Une liste des taxes et frais de retour. Oui "Augmenter la transparence et la prévisibilité de la charge", La loi prévoit une liste précise et limitée des coûts de location et des taxes payées à chacune des parties liées au contrat de location et qui fait l’objet du résumé annuel. En outre, le décret devra préciser les charges qui, de par leur nature, ne peuvent être attribuées au locataire. S'il est nécessaire d'attendre que cette publication prenne des conclusions définitives, il est probable que certains taxes et frais ne seront plus remboursés par le locataire et que les loyers imposés par le locataire ne seront pas autorisés pour tous les frais, taxes et droits.

Division du travail mieux définie. En ce qui concerne les charges liées à l'obligation de louer et d'entretenir des locaux loués, la loi compense l'inexactitude de textes permettant le transfert de nombreux travaux au locataire, au début et pendant le bail.
Là encore, le décret énumère les travaux qui peuvent être transférés au locataire, mais on peut imaginer que les travaux importants et ceux nécessaires au bon état de la structure du bâtiment devront rester à la charge du propriétaire.

Droit de premier refus en cas de vente de locaux commerciaux

Le statut de bail commercial est déjà prévu pour les occupants avec protection et stabilité: bail de neuf ans, droit de renouvellement du bail, possibilité de vendre une entreprise ou de louer. Cependant, la loi va plus loin avec l'approbation du droit d'occupation, à l'exception du droit de priorité en cas de vente d'espaces dans lequel il exploite son travail (basé sur le droit d’achat préventif d’un locataire qui existe dans le bail de la maison vide).
En pratique, si le propriétaire vend les murs, le locataire en est informé par la lettre recommandée AR et constituera une priorité pour l’achat par mois. Le second droit de préférence est prévu si le propriétaire décide de vendre à des conditions ou à un prix inférieur à ceux qu'il avait proposés à son locataire.

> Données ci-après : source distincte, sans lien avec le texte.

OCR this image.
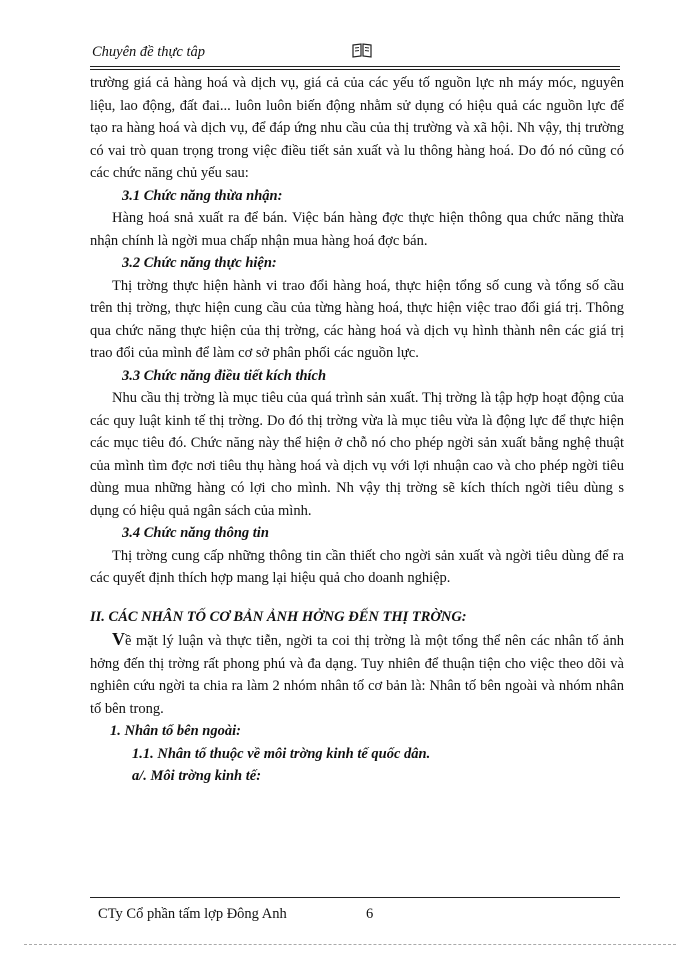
Chuyên đề thực tâp

trường giá cả hàng hoá và dịch vụ, giá cả của các yếu tố nguồn lực nh máy móc, nguyên liệu, lao động, đất đai... luôn luôn biến động nhằm sử dụng có hiệu quả các nguồn lực để tạo ra hàng hoá và dịch vụ, để đáp ứng nhu cầu của thị trường và xã hội. Nh vậy, thị trường có vai trò quan trọng trong việc điều tiết sản xuất và lu thông hàng hoá. Do đó nó cũng có các chức năng chủ yếu sau:

3.1 Chức năng thừa nhận:

Hàng hoá snả xuất ra để bán. Việc bán hàng đợc thực hiện thông qua chức năng thừa nhận chính là ngời mua chấp nhận mua hàng hoá đợc bán.

3.2 Chức năng thực hiện:

Thị trờng thực hiện hành vi trao đổi hàng hoá, thực hiện tổng số cung và tổng số cầu trên thị trờng, thực hiện cung cầu của từng hàng hoá, thực hiện việc trao đổi giá trị. Thông qua chức năng thực hiện của thị trờng, các hàng hoá và dịch vụ hình thành nên các giá trị trao đổi của mình để làm cơ sở phân phối các nguồn lực.

3.3 Chức năng điều tiết kích thích

Nhu cầu thị trờng là mục tiêu của quá trình sản xuất. Thị trờng là tập hợp hoạt động của các quy luật kinh tế thị trờng. Do đó thị trờng vừa là mục tiêu vừa là động lực để thực hiện các mục tiêu đó. Chức năng này thể hiện ở chỗ nó cho phép ngời sản xuất bằng nghệ thuật của mình tìm đợc nơi tiêu thụ hàng hoá và dịch vụ với lợi nhuận cao và cho phép ngời tiêu dùng mua những hàng có lợi cho mình. Nh vậy thị trờng sẽ kích thích ngời tiêu dùng s dụng có hiệu quả ngân sách của mình.

3.4 Chức năng thông tin

Thị trờng cung cấp những thông tin cần thiết cho ngời sản xuất và ngời tiêu dùng để ra các quyết định thích hợp mang lại hiệu quả cho doanh nghiệp.

II. CÁC NHÂN TỐ CƠ BẢN ẢNH HỞNG ĐẾN THỊ TRỜNG:

Về mặt lý luận và thực tiễn, ngời ta coi thị trờng là một tổng thể nên các nhân tố ảnh hởng đến thị trờng rất phong phú và đa dạng. Tuy nhiên để thuận tiện cho việc theo dõi và nghiên cứu ngời ta chia ra làm 2 nhóm nhân tố cơ bản là: Nhân tố bên ngoài và nhóm nhân tố bên trong.

1. Nhân tố bên ngoài:

1.1. Nhân tố thuộc về môi trờng kinh tế quốc dân.

a/. Môi trờng kinh tế:

CTy Cổ phần tấm lợp Đông Anh	6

Baux extraordinaires ("incertains") d'une durée de deux à trois ans

Pour diverses raisons, parfois communes (le désir de tester leur activité sans conclure de baux commerciaux plus contraignants), les propriétaires et les locataires peuvent vouloir éviter le statut de baux commerciaux et signer un accord sur un bail dérogatif (également appelé "faux", "incertain") , connu pour louer "maximum de vingt-quatre mois". Pour plus de flexibilité, La loi dure de deux à trois ans la durée maximale du bail dérogatoire. Comme avant:

  • les parties ne seront plus en mesure de conclure un nouveau bail annulant les travaux du même fonds dans les mêmes locaux;
  • à la fin du bail, le locataire doit quitter les lieux s’il n’est pas d’accord avec le bailleur; Dans cette hypothèse, un nouveau bail sera conclu, lequel doit être commercial et âgé de neuf ans.

Il mesure de manière plus anecdotique, mais il est simplifié et économique, le congé sera délivré à l'avenir par lettre recommandée avec accusé de réception ou acte extrajudiciaire (acte d'un exécuteur judiciaire), par le libre choix de chaque partie, alors que seul l'acte de l'huissier est valable aujourd'hui.

Réforme du bail commercial qui concerne certains professionnels de l'immobilier

La loi s'inspire de la louable ambition: soutenir le secteur économique vital touché par la crise. S'il semble que l'objectif de la protection du locataire soit atteint, le texte n'est pas sans critiques. Ils ne font toujours pas partie des donateurs privés car ils ne connaissent toujours pas la portée. D'autre part, les professionnels de l'immobilier d'entreprise (grands groupes qui louent des grandes entreprises) réagissent également Ils s'inquiètent du texte trop favorable pour les locataires. De plus, limiter l'augmentation des loyers lors du renouvellement des baux laisse craindre une baisse de la rentabilité de ses investissements. D'une manière générale, la plus grande protection des locataires ne satisfait pas les locataires, ce qui a du sens! Comme actuellement avec la loi "Alur" sur le loyer du logement, La loi "Pinel" sur les baux commerciaux va notamment, par le biais de réglementations, trouver le juste équilibre dans son application pour ne pas décourager les investisseurs.